Verleden week zat Ome Janus bijna zat in 't cafe Toen kwam er een mooie meid die zei: "Zeg schoonheid, ga je mee?" Maar plotseling werd Janus bleek en riep opeens: "He, zeg Wie weet er waar m'n tanden zijn, m'n kunstgebit is weg"

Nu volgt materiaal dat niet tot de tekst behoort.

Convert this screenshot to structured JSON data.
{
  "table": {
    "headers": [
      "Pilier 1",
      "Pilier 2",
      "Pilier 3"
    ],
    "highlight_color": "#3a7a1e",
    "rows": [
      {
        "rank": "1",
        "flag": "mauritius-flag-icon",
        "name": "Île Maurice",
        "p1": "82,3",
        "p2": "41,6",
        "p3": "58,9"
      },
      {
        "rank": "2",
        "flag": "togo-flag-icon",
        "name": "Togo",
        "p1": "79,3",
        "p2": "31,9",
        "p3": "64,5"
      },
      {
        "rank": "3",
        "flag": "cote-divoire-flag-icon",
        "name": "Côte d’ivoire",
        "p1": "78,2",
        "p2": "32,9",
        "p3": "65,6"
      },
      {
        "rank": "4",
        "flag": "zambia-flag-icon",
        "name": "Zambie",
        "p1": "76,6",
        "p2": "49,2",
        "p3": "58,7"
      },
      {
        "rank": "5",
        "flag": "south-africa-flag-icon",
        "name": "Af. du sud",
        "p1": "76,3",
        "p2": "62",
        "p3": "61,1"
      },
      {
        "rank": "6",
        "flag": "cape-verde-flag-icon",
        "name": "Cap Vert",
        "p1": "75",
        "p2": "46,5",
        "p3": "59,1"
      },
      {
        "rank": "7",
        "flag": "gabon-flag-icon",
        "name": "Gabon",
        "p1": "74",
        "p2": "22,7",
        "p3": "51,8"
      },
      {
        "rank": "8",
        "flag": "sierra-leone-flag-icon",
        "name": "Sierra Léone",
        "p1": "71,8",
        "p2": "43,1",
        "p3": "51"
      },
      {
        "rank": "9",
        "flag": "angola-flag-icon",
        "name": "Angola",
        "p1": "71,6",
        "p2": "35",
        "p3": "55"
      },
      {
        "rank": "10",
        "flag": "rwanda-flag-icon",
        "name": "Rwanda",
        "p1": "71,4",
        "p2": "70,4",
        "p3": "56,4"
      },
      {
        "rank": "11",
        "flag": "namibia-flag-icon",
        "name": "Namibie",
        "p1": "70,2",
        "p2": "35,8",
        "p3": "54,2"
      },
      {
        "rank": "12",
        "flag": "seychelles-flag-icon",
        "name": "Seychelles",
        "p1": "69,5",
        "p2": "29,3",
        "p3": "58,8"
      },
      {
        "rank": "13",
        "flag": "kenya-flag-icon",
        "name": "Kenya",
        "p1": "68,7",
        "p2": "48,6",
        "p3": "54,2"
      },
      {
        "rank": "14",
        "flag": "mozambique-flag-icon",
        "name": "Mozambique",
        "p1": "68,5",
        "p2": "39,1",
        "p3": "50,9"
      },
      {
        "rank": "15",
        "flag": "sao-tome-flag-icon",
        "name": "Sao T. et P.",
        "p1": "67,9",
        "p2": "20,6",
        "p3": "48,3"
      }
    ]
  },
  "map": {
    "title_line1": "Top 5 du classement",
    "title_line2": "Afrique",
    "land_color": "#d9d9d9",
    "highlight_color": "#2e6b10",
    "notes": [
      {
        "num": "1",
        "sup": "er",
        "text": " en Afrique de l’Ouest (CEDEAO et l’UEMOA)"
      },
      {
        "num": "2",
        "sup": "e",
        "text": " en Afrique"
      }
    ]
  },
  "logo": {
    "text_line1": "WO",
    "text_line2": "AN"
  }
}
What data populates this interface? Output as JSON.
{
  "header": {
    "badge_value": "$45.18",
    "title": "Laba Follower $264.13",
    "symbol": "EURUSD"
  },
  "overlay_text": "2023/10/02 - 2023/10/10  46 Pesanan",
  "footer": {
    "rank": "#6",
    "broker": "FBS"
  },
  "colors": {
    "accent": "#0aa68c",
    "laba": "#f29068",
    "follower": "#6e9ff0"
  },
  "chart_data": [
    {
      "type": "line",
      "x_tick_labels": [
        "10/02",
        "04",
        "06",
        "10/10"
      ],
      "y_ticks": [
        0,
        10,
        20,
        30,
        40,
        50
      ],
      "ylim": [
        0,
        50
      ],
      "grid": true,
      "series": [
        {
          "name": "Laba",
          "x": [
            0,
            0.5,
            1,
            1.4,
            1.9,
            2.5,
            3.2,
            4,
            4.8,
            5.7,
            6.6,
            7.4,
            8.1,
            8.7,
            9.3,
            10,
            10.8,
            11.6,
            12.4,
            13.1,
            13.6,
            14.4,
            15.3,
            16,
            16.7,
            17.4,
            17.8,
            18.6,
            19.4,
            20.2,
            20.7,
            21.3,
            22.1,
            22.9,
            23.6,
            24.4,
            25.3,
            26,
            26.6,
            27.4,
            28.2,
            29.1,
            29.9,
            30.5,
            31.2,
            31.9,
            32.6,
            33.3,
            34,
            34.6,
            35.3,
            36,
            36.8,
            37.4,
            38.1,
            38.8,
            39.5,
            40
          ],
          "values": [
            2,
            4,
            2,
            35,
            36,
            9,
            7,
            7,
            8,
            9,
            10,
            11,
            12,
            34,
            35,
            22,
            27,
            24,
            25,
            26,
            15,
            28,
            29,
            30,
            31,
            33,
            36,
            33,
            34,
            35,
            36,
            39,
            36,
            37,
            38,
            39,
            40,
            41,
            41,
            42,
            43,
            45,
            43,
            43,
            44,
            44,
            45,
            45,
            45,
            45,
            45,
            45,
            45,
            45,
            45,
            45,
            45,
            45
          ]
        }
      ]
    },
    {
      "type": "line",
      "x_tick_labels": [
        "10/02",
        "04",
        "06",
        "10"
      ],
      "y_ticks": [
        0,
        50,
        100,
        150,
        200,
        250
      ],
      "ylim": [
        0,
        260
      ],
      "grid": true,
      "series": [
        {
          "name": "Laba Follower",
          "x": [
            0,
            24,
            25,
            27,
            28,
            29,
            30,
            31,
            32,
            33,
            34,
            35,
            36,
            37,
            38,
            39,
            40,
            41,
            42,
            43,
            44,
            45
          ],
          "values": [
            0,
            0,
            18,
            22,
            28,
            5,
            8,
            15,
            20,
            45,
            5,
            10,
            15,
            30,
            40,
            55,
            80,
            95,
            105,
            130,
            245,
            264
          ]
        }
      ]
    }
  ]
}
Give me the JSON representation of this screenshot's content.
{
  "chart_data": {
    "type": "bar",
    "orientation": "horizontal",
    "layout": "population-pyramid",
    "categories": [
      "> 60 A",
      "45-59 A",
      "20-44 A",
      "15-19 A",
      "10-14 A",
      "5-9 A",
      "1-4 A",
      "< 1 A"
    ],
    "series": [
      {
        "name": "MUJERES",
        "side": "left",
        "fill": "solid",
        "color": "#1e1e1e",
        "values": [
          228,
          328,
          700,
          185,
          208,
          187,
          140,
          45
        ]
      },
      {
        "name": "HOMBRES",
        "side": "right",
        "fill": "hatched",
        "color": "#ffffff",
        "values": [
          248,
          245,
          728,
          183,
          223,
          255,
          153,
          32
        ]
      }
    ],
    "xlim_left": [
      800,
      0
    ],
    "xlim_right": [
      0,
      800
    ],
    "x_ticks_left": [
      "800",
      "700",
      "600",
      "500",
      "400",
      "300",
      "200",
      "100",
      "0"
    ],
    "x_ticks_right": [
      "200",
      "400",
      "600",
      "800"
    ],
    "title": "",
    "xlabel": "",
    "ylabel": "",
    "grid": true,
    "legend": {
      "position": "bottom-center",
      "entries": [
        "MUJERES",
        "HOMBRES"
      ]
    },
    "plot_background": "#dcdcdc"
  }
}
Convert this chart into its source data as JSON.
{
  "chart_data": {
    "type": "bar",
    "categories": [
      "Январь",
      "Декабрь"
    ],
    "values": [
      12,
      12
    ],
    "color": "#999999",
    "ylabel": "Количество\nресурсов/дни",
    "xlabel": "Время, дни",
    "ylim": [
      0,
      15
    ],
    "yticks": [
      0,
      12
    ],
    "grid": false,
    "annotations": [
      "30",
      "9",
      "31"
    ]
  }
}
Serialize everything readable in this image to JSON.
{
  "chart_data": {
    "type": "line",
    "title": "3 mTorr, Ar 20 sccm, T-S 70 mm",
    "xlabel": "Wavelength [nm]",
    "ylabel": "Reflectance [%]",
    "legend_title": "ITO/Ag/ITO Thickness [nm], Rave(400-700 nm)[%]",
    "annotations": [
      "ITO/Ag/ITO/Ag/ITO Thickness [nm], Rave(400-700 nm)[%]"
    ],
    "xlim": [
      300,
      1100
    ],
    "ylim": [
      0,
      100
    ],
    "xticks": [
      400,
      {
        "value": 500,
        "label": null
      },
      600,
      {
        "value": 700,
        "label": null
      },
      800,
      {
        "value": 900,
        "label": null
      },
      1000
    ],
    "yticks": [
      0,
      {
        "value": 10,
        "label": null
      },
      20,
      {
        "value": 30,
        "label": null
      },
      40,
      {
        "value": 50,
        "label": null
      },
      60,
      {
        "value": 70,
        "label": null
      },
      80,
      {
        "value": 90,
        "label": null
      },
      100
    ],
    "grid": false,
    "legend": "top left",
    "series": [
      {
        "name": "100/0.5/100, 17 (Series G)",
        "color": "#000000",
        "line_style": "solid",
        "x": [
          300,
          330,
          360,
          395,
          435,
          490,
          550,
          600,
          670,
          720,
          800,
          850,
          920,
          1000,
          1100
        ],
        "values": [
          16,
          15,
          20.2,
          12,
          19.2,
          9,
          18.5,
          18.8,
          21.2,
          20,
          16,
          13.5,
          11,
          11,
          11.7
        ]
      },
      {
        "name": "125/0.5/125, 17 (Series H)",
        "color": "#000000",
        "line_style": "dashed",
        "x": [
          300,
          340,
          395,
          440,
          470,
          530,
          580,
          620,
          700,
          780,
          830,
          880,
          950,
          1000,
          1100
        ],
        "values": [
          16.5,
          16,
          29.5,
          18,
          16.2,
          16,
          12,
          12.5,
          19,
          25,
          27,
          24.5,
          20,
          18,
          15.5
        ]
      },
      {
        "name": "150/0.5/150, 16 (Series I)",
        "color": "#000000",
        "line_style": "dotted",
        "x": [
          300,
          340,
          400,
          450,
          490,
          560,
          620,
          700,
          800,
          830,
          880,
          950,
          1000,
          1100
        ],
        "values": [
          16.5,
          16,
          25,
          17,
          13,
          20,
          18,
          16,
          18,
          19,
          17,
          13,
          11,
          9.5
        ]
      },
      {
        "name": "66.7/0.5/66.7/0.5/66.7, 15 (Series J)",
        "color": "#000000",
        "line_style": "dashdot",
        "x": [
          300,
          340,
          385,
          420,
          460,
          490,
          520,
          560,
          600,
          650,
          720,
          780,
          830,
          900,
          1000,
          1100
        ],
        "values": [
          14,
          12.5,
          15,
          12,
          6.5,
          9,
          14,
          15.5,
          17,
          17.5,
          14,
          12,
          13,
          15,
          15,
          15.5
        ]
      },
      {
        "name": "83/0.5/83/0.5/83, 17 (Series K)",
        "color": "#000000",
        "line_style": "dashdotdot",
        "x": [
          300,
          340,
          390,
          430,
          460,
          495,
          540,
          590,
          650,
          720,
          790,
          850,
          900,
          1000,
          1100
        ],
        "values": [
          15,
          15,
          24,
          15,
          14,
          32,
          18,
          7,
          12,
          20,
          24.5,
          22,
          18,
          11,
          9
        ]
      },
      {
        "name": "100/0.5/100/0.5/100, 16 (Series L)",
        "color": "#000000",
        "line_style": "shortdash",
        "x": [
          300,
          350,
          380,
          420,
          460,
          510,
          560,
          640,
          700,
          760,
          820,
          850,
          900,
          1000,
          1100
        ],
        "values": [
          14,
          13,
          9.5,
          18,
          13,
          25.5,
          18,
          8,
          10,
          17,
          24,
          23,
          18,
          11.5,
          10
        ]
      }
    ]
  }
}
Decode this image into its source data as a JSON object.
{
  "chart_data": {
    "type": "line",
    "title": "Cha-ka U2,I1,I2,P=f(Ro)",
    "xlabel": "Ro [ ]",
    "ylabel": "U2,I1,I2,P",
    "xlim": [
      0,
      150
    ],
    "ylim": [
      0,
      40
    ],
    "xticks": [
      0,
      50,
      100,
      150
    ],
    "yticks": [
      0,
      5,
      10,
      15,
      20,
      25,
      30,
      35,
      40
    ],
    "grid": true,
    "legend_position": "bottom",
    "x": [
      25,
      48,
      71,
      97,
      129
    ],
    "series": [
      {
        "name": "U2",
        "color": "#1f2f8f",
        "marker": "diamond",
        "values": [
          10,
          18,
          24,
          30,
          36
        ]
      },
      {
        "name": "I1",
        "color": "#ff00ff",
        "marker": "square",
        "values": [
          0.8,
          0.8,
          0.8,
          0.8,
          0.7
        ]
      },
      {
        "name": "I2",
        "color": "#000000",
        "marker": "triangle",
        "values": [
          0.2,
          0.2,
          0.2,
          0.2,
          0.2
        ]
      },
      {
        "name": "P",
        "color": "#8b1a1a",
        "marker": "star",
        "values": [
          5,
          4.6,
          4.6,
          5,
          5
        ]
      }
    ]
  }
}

refr.: Ome Janus heeft z'n kunstgebit verloren Jongens, jongens wat een pech Al z'n charmes zijn weg Ome Janus heeft z'n kunstgebit verloren Hij loopt te zoeken als een gek Zonder tanden in z'n bek
De kastelein, de mooie meid, ja, iedereen zocht mee De kroeg werd overhoop gehaald, men keek zelfs in de tap M'n oom liep in de zenuwen en was ten einde raad Hij zei: "Ik kan toch zo niet met die juffrouw over straat
refr.
Onvermoeibaar werd het zoeken vele uren voortgezet Toen werd 't al gauw de hoogste tijd, maar niemand wou naar bed Het was een grote bende daar en iedereen was druk Alleen m'n Ome Janus zat te bidden op z'n kruk
refr.
's Morgensvroeg (?) werd Ome Janus wakker met een gil Hij klauterde pijnlijk van z'n kruk en greep toen naar z'n bril De kastelein zei sloom: "He, wat ligt daar nou op je kruk Verrek, dat is je kunstgebit, maar hij is een stukkie stuk"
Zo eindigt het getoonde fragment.